The best I could hope for in making this post is that some might consider more direct service activities over "activism" in the future. If even half of the population of the United States actually got up to directly approach an issue of interest to themselves, the results positive changes would likely be unprecedented in history. Community gardens, community low income housing projects, community clinics, and a universe of other activities are possible, if we are just willing to engage ourselves directly. That is distinct from the largest majority of so-called "activist" activities that focus on asking others to do things on our behalf. And again, this is not a blanket indictment of all "activism." It is the case that the occasional "activist" activity produces results sustained over a long period of time. But consider that, even in the case of the Civil Rights Act of the 1960s, laws can be reversed by many entities. Once you change the thought processes of an individual, you have a good chance of seeing that positively impact the future for a long long time.

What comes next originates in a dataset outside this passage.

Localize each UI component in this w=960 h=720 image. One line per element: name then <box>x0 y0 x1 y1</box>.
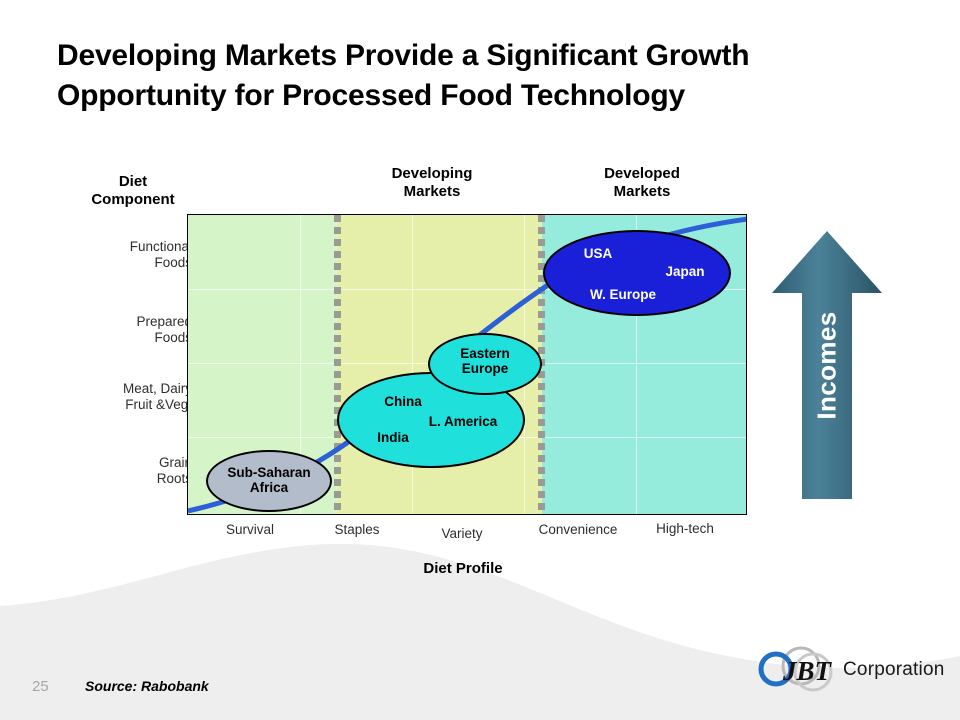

At some point, there will an awakening in popular culture that individual actions are overall more important than collective actions. Just as it is not collective efforts that shower us, brush our teeth, or dress us each day, it is not collective actions that make notable social changes. It is personal choice, for example, to abandon racial or other bigotries. No amount of collective effort can force someone to abandon the insanity of racial or other hatreds. Such decisions are spiritual/moral ones, and while having adequate and timely information can help people reach such decisions, only a unique and truly human process allows humans to choose to function in a more enlightened manner. Thus, the need for "movements" is largely overstated. Efforts to educate and organize are necessary, but much of what is done by movements such as OWS has proven to be superfluous nonsense. As individuals, we really need to focus our efforts on things that yield clear and tangible results, and leave meaningless ideologies for dreamers, ideologues, and malicious obstructionists. Peace.